Partendo dal testo di Angelo Miotto, abbiamo deciso – nostra vecchia passione – di lanciare un Decameron online, nella vecchia tradizione, di fronte alle paure, di riunirsi attorno al fuoco (della passione narrativa) e di raccontarsi storie.
Mandateci il vostro racconto di questi giorni di Corona virus, tra allarmismi, improvvisati esperti, legittime paure e doverose cautele. Va bene, al solito, qualsiasi linguaggio: audio, testo, video, foto. Inedito o citando altri. Scrivete a redazione@qcodemag.it e noi vi pubblicheremo.
Il contagio delle storie – 13
Diario del mese della peste – Marcello Sacco
21 febbraio. Approfittando di qualche giorno di ferie (nel Paese che portò il Carnevale in Brasile le vacanze del Martedì Grasso offrono sempre un simpatico ponte festivo) faccio con mia figlia un viaggetto a Roma proprio nei giorni in cui, tra Lombardia e Veneto, scoppia l’epidemia di Covid-19.
25 febbraio. Vacanza significa svuotarsi. Le notizie dell’epidemia ci toccano solo di sera, davanti alla tv, ma di giorno si va a spasso per la grande bellezza. Strade e musei sono ancora pieni, nelle stanze del Raffaello si sta gli uni addosso agli altri come i fuggiaschi dell’Incendio di Borgo, nella Cappella Sistina ci si sente già degli stracci, come la pelle raggrinzita di san Bartolomeo nel Giudizio Universale. Mia figlia riparte oggi per Lisbona, io mi fermo un altro paio di giorni.

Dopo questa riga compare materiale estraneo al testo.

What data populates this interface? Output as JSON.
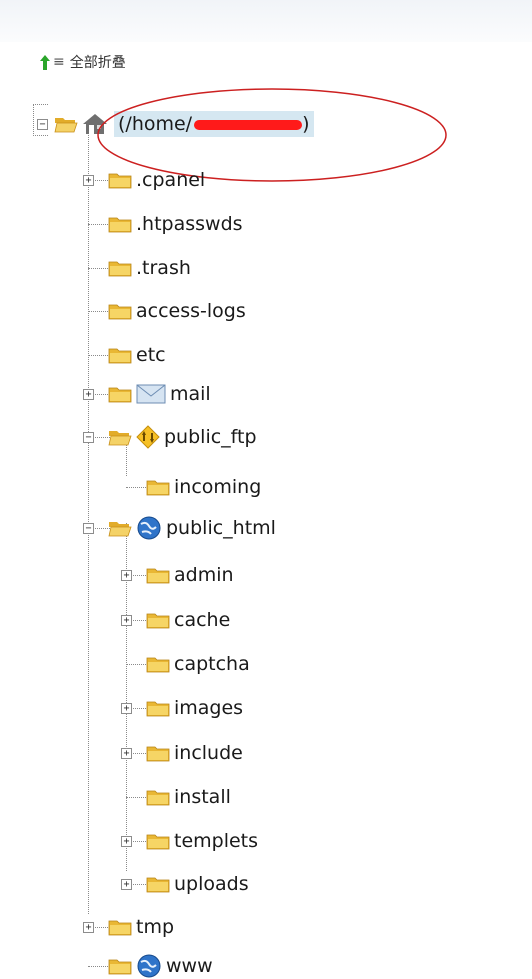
{
  "toolbar": {
    "collapse_all_label": "全部折叠",
    "collapse_all_icon": "collapse-arrow-icon"
  },
  "root": {
    "label": "(/home/",
    "icon": "home-icon",
    "redacted": true
  },
  "nodes": [
    {
      "label": ".cpanel",
      "icon": "folder-icon",
      "expander": "+"
    },
    {
      "label": ".htpasswds",
      "icon": "folder-icon"
    },
    {
      "label": ".trash",
      "icon": "folder-icon"
    },
    {
      "label": "access-logs",
      "icon": "folder-icon"
    },
    {
      "label": "etc",
      "icon": "folder-icon"
    },
    {
      "label": "mail",
      "icon": "envelope-icon",
      "expander": "+"
    },
    {
      "label": "public_ftp",
      "icon": "ftp-icon",
      "expander": "−"
    },
    {
      "label": "incoming",
      "icon": "folder-icon"
    },
    {
      "label": "public_html",
      "icon": "globe-icon",
      "expander": "−"
    },
    {
      "label": "admin",
      "icon": "folder-icon",
      "expander": "+"
    },
    {
      "label": "cache",
      "icon": "folder-icon",
      "expander": "+"
    },
    {
      "label": "captcha",
      "icon": "folder-icon"
    },
    {
      "label": "images",
      "icon": "folder-icon",
      "expander": "+"
    },
    {
      "label": "include",
      "icon": "folder-icon",
      "expander": "+"
    },
    {
      "label": "install",
      "icon": "folder-icon"
    },
    {
      "label": "templets",
      "icon": "folder-icon",
      "expander": "+"
    },
    {
      "label": "uploads",
      "icon": "folder-icon",
      "expander": "+"
    },
    {
      "label": "tmp",
      "icon": "folder-icon",
      "expander": "+"
    },
    {
      "label": "www",
      "icon": "globe-icon"
    }
  ],
  "colors": {
    "folder": "#f2c945",
    "selection": "#d5e7f1",
    "annotation": "#cc0000",
    "redaction": "#ff0000"
  }
}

27 febbraio. Appena atterrato a Lisbona, città in cui vivo da 25 anni, non so se tornare a casa o consegnarmi alle autorità. Sebbene Roma disti dalla regione colpita dal virus come la capitale portoghese dista da Madrid, l’essere italiano ora potrebbe costituire reato come l’essere cinese quando il morbo infuriava in una sola regione della Cina. È uno di quei casi in cui l’esistenza di un confine politico fa la differenza: lisbonesi e madrileni sono due entità diverse; romani e milanesi (con buona pace dei leghisti della prima ora) sono lo stesso corpo infetto.

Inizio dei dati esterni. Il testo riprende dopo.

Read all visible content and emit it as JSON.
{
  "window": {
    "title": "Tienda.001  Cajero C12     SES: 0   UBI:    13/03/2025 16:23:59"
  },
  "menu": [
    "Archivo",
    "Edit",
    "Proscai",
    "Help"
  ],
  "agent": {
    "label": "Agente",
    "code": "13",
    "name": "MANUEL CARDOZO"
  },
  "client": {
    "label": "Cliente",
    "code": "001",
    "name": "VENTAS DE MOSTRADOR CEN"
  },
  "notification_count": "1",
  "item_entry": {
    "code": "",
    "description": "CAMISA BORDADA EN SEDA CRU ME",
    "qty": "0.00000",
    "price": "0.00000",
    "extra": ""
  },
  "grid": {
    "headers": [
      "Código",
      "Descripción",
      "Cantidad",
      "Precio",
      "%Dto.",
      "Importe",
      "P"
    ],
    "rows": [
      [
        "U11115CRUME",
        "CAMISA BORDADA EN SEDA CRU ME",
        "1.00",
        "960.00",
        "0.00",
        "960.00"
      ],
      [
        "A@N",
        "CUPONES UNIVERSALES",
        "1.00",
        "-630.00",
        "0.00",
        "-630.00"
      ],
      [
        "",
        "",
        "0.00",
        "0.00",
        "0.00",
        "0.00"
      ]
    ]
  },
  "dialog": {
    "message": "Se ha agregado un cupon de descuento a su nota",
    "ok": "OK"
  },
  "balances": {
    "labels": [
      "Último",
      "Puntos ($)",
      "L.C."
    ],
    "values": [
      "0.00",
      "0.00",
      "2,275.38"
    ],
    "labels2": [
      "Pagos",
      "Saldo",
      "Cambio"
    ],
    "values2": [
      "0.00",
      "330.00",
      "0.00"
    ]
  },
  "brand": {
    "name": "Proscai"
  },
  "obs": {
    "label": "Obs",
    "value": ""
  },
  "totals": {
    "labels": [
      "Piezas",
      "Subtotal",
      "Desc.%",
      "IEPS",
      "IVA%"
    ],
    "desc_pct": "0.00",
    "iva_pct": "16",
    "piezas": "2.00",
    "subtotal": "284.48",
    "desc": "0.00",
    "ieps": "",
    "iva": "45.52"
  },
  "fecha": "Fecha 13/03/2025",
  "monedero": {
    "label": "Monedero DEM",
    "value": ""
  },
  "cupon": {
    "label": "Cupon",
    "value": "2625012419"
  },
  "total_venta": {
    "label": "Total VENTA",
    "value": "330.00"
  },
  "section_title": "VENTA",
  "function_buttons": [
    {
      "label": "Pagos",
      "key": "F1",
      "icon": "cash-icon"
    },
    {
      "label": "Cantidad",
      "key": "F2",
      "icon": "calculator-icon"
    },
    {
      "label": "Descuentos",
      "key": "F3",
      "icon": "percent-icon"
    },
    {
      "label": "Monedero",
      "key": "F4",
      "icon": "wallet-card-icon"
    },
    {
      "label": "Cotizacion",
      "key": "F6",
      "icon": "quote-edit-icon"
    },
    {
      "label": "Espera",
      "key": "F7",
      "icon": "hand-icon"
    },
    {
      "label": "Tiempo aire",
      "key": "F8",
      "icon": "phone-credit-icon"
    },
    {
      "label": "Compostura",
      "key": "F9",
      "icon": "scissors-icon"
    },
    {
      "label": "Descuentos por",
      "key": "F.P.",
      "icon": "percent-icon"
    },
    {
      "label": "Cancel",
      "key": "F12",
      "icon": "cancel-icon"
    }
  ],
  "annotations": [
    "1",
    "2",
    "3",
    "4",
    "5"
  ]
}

1 marzo. Il Portogallo, paese che non ha ancora nemmeno un caso positivo, è già additato come reo di aver fatto ammalare una fra le più famose vittime del Coronavirus, Luis Sepúlveda. Lo scrittore cileno, ora ricoverato in un ospedale spagnolo in condizioni piuttosto serie, aveva partecipato a un festival letterario in Portogallo. Un collega dell’assostampa estera, che aveva cenato con lui in quei giorni, quando ha letto la notizia è balzato sulla sedia. Ha chiamato il numero verde e gli hanno detto: non si preoccupi, aspetti che le venga la febbre e ne riparliamo. Non contento, ha chiamato un amico medico, in Germania, che gli ha ordinato di autoisolarsi immediatamente.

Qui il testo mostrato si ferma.